The global financial crisis suggested that New Labour had been too relaxed about how people made their money and in particular the regulation of the banks. Ed Miliband thought voters had moved to the left as a result. But there was never much evidence of that, and the election results suggest that many remained on the right. Miliband was convinced that there were few votes in the centre to play for and in effect went for a core vote strategy, appealing to traditional Labour supporters.

It is generally agreed that Miliband gave an effective election campaign. He came across as credible, passionate and competent. But the relatively short period of a campaign is not long enough to overcome deeply-rooted perceptions of an individual. His ratings improved, but they still remained highly negative.

The waiting list

Potential candidates for the Labour leadership were being discussed even before Miliband resigned on the morning after the election. Ed Balls has lost his seat, but probably would not have been a significant contender anyway.

Burnham for the top job? University of Salford Press Office, CC BY

The bookies currently have Andy Burnham as favourite. It has been clear for some time that he has seen himself as a potential leader and he does have the indefinable but nevertheless important quality of charisma. The shadow health secretary would also appeal to different sections of the party and might be a uniting figure – radical yet responsible.

Shadow business secretary Chuka Umunna is ranked by the bookies as second favourite. He has attracted significant attention in recent months with his interesting back story. He is perceived to be on the right of the party and might pull support from those who still identify with New Labour, but he would need to construct a broader appeal.

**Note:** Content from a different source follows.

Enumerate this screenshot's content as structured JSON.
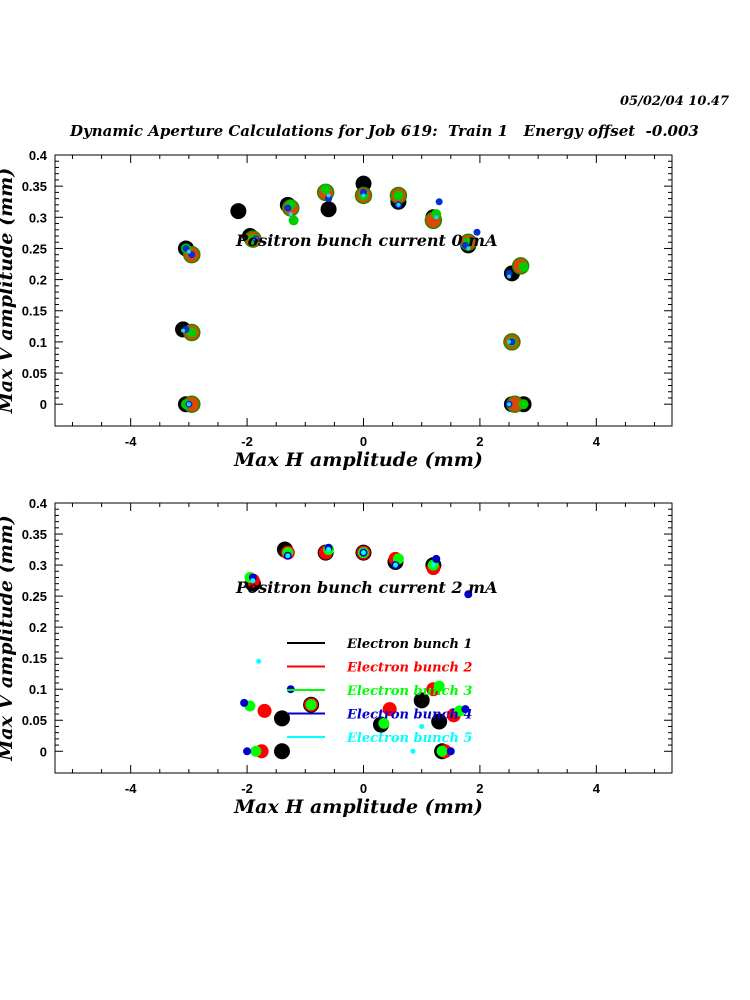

Some way behind is shadow Home Secretary Yvette Cooper. She would appeal to those members of the party associated with Gordon Brown. However, she lacks a high profile and is not seen as being particularly charismatic.

If one was looking for a wild card, Dan Jarvis, who is a former paratrooper, might be a possibility.

One imponderable is whether any of these candidates would attract the support of the major unions in the way that Ed Miliband was able to. However, perhaps the ties between Labour and the unions are destined to loosen further – a topic that is sure to come up as the Labour Party re-positions itself for the future.